Brillante Sarah Chang
♪♪♪♪♪ – Nicolo Paganini: Violinkonzert Nr. 1; Camille Saint-Saëns: Havanaise pour violon et orchestre + Introduction et Rondo Capriccioso; Sarah Chang, Violine, The Philadelphia Orchestra, Wolfgang Sawallisch; Aufnahme 1993/94 (54’48’) – Rezension von Remy Franck
Diese CD der jungen amerikanisch-koreanischen Geigerin Sarah Chang beweist, wie die Platten, die sie zuvor machte, dass diese Virtuosin eine herausragende Musikerin ist, die bereits in so jungen Jahren alles hat, was viele andere nie bekommen: eine stupende Technik, eine traumhaft sichere Fingerfertigkeit und daneben aber auch eine fabelhafte Eleganz, ein sehr ausgeprägtes Stilgefühl und eine Expressivität, in der sich Sinn für Dramatik mit Gefühlsausdruck aufs angenehmste verbinden.  Wolfgang Sawallisch und das Philadelphia Orchestra begleiten genauso stilvoll, so dass man, abgesehen von allen auf ein Wunderkind bezogenen Überlegungen, von Referenzversionen der drei hier eingespielten Werke sprechen kann.

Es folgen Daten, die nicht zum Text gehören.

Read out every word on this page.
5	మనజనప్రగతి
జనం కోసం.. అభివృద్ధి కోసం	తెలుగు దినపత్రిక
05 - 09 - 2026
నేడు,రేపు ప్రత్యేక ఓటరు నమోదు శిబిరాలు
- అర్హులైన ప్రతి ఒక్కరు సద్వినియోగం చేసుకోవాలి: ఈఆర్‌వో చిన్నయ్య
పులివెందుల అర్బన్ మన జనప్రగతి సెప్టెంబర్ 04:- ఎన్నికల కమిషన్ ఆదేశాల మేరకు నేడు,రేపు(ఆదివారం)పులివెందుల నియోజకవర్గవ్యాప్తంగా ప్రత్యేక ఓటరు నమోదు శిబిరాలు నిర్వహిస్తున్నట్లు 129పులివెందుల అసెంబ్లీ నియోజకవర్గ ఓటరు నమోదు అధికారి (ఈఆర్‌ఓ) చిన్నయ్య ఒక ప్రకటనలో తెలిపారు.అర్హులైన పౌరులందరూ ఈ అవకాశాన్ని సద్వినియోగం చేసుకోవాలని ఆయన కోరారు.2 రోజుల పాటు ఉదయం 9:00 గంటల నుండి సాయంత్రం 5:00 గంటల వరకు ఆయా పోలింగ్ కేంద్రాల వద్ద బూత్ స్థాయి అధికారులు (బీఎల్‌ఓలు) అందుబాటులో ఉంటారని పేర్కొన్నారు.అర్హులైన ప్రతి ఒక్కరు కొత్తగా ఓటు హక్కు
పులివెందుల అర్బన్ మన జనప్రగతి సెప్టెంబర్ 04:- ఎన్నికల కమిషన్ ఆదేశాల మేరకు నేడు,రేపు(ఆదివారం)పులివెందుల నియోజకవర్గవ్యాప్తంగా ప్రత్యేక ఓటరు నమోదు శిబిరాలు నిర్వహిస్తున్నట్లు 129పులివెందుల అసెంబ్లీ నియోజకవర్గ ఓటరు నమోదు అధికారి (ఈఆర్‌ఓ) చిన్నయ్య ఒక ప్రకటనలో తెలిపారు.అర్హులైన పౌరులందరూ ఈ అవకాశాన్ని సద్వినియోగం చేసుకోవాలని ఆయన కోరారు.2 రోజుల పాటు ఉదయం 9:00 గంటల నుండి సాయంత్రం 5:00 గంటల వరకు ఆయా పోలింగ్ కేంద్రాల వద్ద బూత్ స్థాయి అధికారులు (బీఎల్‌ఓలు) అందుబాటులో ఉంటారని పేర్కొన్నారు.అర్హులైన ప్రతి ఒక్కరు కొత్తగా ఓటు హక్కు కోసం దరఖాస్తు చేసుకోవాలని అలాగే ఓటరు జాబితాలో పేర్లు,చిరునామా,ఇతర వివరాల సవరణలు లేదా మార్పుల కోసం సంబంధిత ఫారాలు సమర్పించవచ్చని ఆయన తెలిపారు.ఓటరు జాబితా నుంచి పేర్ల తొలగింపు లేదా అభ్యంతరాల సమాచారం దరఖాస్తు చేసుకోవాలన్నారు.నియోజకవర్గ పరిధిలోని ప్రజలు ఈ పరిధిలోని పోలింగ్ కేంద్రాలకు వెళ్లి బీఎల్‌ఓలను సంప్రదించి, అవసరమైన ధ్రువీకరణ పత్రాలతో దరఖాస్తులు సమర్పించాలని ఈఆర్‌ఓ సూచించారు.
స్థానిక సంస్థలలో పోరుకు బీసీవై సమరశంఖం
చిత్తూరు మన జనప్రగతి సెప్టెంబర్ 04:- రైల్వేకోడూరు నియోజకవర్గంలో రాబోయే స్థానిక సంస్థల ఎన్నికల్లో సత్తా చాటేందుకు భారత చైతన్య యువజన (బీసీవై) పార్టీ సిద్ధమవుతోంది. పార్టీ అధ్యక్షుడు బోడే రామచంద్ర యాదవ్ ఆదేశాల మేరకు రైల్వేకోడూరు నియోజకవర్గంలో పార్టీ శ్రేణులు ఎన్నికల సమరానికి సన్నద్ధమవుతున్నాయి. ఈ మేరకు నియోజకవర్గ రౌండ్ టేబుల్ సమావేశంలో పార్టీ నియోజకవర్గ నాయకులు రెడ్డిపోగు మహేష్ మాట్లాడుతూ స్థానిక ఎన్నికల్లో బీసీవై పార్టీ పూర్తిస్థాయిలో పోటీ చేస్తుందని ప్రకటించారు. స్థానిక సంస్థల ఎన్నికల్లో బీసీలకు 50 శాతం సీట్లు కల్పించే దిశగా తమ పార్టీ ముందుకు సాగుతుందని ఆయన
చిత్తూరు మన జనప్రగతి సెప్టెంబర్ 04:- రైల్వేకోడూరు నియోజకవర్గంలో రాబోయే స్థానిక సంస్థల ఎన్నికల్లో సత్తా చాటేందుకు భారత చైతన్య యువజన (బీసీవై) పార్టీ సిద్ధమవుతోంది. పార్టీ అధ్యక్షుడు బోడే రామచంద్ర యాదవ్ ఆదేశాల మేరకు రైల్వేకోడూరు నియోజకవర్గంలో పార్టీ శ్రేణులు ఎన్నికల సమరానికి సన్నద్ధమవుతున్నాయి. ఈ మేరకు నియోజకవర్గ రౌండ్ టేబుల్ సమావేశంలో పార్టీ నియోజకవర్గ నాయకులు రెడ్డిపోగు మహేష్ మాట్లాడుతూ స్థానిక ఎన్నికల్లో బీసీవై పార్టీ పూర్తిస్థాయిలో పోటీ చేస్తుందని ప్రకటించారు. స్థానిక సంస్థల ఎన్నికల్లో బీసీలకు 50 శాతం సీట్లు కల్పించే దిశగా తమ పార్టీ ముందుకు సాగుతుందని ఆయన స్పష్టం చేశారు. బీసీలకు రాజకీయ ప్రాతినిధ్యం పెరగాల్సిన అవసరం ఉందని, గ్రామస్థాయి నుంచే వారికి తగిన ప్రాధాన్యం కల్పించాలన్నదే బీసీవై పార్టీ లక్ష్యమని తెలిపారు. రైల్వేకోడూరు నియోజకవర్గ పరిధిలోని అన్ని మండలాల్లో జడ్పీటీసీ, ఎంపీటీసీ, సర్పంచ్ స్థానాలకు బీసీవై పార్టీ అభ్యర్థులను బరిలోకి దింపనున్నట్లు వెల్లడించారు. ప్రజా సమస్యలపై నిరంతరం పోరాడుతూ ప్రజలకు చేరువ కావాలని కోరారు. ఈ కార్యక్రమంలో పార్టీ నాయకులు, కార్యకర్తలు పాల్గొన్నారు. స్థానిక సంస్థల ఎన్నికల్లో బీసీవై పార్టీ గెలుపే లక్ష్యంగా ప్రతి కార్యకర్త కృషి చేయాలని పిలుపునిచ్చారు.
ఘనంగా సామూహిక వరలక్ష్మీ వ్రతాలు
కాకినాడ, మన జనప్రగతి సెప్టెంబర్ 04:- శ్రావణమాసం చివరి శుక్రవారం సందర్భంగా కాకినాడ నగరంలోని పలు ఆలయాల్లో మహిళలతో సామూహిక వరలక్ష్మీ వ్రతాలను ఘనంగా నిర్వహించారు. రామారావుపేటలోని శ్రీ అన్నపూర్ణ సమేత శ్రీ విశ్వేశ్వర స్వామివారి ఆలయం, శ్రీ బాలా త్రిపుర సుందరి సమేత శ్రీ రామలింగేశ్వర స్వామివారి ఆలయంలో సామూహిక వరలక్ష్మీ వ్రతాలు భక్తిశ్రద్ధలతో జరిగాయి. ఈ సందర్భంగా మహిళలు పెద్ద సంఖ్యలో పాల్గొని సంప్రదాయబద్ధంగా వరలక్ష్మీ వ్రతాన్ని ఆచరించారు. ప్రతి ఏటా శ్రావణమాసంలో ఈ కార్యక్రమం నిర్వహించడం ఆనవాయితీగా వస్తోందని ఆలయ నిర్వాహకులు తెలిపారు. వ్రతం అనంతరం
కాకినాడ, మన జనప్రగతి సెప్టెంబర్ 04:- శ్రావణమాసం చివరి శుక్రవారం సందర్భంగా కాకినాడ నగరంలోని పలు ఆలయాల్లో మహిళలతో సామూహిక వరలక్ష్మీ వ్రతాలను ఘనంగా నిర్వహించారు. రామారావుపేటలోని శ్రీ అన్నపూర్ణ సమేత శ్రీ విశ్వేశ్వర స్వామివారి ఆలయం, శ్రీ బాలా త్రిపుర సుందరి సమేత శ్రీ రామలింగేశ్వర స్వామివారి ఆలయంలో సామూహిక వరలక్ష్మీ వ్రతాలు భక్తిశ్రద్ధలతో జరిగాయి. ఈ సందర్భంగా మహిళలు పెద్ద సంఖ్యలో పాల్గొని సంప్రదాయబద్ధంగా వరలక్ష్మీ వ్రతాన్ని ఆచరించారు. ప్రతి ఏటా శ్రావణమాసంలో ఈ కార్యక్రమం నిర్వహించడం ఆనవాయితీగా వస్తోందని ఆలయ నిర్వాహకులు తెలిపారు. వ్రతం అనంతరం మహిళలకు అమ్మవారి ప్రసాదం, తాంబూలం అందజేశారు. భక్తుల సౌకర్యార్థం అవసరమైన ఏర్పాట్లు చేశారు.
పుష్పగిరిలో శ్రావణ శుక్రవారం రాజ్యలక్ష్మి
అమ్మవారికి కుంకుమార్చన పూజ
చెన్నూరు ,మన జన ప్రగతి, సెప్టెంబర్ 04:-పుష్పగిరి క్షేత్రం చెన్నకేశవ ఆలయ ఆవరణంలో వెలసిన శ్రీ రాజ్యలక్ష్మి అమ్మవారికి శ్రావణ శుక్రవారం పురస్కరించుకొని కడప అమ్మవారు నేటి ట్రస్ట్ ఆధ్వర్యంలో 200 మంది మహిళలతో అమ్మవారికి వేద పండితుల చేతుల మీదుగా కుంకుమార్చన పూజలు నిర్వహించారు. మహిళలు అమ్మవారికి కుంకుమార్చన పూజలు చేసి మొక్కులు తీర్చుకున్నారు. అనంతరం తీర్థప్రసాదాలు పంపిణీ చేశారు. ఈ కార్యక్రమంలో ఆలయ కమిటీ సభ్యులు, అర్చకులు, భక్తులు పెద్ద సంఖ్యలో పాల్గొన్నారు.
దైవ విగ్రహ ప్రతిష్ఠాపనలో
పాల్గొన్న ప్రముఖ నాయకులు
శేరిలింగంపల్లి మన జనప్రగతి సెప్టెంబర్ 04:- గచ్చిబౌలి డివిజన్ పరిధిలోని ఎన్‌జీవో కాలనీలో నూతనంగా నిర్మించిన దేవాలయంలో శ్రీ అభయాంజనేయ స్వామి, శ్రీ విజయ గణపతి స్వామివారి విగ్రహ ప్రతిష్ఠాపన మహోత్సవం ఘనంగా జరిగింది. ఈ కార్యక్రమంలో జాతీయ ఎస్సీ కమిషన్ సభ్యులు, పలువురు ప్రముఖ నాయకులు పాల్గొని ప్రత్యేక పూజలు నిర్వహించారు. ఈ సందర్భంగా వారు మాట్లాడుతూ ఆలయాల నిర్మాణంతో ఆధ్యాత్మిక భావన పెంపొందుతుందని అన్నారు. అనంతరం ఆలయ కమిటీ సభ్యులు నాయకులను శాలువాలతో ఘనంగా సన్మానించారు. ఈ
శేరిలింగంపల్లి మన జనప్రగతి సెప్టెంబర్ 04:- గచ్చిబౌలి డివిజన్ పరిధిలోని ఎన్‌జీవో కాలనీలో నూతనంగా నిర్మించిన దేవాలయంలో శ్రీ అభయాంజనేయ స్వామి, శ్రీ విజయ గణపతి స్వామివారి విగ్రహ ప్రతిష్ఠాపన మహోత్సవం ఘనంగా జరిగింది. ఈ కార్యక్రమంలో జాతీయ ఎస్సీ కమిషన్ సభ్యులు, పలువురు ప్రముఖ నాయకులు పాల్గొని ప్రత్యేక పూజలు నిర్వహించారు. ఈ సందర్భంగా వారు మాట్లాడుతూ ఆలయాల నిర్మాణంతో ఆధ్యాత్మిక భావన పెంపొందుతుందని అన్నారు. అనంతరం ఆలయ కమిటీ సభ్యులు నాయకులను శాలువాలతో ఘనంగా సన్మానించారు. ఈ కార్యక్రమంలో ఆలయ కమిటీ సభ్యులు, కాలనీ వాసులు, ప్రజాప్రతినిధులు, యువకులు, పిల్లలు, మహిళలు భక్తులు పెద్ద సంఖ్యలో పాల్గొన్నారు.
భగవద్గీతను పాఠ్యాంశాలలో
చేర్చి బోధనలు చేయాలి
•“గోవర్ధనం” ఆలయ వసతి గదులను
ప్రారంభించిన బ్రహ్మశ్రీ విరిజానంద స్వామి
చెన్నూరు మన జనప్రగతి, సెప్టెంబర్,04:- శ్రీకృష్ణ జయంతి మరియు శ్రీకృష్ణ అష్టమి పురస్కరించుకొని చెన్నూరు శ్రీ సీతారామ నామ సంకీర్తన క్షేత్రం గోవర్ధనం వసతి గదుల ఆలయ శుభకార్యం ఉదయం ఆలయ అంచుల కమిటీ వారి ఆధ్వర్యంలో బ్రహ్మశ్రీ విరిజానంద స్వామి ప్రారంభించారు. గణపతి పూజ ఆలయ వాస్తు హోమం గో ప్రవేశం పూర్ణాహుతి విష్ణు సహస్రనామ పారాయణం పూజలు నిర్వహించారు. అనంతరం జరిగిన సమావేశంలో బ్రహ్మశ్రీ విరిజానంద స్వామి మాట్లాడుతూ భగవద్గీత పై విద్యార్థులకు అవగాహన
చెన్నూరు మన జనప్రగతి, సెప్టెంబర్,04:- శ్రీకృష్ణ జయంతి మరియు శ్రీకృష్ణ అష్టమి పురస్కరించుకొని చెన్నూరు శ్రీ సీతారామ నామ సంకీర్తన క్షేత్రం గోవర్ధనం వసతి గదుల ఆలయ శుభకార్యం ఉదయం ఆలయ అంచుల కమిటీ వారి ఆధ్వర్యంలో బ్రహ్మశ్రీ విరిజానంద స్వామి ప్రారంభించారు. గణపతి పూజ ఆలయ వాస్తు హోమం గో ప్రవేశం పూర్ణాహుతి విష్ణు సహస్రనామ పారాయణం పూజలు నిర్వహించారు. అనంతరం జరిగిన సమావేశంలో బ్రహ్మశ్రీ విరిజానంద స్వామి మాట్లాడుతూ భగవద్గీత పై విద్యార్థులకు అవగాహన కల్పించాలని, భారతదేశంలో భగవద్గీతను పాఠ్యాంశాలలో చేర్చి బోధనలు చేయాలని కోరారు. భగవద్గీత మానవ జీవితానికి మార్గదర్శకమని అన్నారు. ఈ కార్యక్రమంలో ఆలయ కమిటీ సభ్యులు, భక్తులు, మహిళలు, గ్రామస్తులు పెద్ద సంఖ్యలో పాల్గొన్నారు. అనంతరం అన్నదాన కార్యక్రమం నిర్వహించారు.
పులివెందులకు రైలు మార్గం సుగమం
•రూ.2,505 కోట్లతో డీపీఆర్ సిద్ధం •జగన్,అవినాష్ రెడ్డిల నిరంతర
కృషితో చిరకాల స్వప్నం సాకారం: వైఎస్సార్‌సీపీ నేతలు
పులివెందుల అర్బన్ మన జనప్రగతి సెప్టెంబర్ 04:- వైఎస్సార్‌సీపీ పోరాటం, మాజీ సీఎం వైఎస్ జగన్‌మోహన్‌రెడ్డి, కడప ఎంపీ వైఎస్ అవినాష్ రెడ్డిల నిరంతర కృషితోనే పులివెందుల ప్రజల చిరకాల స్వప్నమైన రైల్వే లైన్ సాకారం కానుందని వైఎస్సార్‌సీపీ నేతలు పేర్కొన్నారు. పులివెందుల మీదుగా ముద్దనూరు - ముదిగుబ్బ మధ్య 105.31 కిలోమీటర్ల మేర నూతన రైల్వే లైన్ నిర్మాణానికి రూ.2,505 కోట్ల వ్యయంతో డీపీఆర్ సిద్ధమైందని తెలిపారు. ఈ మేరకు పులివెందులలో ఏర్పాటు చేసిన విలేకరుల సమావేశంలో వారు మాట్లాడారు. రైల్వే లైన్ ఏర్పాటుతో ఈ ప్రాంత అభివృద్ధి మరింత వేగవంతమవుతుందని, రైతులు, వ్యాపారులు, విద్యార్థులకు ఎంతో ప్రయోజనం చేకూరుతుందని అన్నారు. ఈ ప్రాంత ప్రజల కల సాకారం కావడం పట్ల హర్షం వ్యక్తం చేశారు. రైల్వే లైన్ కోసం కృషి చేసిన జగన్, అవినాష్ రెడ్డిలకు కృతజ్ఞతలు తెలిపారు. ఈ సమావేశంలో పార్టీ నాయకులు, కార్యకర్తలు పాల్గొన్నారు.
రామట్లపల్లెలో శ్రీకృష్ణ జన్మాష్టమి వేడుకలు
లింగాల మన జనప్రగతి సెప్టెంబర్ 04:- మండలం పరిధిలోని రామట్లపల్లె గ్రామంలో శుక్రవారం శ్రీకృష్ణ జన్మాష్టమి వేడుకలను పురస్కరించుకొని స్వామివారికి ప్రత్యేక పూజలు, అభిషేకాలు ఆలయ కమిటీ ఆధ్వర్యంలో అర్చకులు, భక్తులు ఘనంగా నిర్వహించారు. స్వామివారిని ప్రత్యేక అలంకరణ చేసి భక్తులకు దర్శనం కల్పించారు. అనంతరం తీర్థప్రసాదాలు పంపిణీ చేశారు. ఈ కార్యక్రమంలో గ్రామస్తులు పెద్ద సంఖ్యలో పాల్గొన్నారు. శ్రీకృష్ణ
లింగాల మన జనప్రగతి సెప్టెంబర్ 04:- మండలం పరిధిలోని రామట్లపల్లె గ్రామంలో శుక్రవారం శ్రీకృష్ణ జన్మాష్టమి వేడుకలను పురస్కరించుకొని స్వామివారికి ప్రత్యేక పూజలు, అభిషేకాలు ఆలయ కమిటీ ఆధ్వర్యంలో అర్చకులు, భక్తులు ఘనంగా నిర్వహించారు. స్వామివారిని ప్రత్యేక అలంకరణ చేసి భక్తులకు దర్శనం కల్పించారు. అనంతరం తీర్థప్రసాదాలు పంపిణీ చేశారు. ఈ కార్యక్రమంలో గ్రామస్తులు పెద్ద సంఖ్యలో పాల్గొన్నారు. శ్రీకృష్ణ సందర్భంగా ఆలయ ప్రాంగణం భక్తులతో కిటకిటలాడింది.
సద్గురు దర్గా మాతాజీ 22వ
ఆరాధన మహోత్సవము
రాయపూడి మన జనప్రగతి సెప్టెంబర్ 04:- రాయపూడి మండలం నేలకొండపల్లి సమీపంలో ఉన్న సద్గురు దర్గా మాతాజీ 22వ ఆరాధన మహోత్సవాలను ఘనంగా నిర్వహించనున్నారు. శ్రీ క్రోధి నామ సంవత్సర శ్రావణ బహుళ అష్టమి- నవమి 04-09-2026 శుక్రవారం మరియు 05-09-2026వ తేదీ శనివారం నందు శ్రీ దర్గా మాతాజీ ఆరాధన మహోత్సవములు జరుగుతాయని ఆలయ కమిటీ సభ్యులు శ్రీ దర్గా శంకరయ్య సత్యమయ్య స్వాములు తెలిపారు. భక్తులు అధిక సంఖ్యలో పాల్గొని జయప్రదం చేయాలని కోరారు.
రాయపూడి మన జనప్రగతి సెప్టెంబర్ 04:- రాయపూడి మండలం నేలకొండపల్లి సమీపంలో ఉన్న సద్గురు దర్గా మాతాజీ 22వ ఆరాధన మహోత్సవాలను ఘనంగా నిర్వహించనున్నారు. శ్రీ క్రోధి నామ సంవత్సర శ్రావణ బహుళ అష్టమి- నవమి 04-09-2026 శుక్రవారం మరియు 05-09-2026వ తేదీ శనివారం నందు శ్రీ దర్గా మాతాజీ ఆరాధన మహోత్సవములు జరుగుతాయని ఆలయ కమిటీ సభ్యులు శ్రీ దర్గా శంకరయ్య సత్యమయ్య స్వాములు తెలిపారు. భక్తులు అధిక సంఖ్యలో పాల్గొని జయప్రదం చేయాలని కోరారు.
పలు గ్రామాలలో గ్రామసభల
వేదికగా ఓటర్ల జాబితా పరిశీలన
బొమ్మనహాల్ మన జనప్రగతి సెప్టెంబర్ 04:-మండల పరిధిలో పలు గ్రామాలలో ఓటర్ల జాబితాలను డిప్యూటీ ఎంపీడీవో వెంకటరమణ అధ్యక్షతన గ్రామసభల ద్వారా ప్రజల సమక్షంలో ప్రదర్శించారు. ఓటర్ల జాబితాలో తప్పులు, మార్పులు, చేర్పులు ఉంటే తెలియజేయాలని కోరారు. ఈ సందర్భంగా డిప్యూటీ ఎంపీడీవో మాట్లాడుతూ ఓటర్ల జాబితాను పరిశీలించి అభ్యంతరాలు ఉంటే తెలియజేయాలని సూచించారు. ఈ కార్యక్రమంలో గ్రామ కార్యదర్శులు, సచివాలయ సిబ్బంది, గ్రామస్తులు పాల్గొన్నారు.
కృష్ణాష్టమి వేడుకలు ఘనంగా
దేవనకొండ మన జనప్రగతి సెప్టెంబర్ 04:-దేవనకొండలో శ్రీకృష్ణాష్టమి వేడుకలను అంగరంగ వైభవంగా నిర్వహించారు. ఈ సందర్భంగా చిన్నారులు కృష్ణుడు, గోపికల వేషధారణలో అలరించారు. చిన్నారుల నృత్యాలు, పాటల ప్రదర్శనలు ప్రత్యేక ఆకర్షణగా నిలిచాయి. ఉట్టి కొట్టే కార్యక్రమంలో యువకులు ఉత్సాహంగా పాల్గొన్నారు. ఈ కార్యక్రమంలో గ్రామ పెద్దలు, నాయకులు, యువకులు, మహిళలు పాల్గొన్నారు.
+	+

Kovacevich und Sawallisch mit den Brahms-Konzerten
♪♪♪♪♪ – Johannes Brahms: Klavierkonzert Nr. 1 op. 15 + Zwei Gesänge für eine Altstimme mit Bratsche und Klavier, op. 91; Stephen Kovacevich, Ann Murray, Nokubo Imai, The London Philharmonic, Wolfgang Sawallisch; Aufnahmen 12.1991, 03.1992 (59’28) – Rezension von Remy Franck
Mit dieser Aufnahme haben Stephen Kovacevich und Wolfgang Sawallisch die Messlatte für das erste Brahms-Konzert sehr hoch gelegt. Kaum je dürfte ein Dirigent die Leipziger Kritik so sehr Lügen gestraft haben, in der es hieß: « Die Gedanken schleichen entweder matt und siechenhaft dahin, oder sie bäumen sich in fieberkranker Aufgeregtheit in die Höhe, um desto erschöpfter zusammenzubrechen. » Sawallisch versteht es wie kein anderer, die ruhigeren Passagen zum Blühen zu bringen. Er lässt das London Philharmonic in satten Farben singen, ohne in Gefühlsseligkeit zu verfallen. Eine entspannte Ruhe kennzeichnet die langsamen Teile, mitreißender Schwung die Forte-Passagen. Stephen (Bishop)-Kovacevichs Spiel ist technisch überlegen, in hohem Masse ausgereift und ausdrucksvoll. Eine Ausnahmeeinspielung, hinter der die beiden Gesänge für Altstimme mit Bratsche und Klavier op. 91 – obwohl exzellent dargeboten – für meinen Begriff eher störend wirken. Aber, man kann ja vorher abschalten oder sie einfach wegprogrammieren und separat anhören.

Sawallischs Neunte
♪♪♪ – Ludwig van Beethoven: Symphonie Nr. 9; Margret Price, Marjana Lipovsek, Peter Seiffert, Jan-Hendrik-Rootering, Musikverein Düsseldorf, Concertgebouw Orkest Amsterdam, Wolfgang Sawallisch; Aufnahme 12.1992 (live, 68’22’) – Rezension von Remy Franck
Dies ist eine erstaunliche Aufnahme: Solisten, Chor und Orchester sind souverän (mit Abstrichen für Margret Price), der Klang ist transparent, die Musik kraftvoll und flüssig, und doch kann Sawallischs Interpretation irgendwie nicht befriedigen. Sie ist allzu bieder. Sie lässt den Zuhörer kalt.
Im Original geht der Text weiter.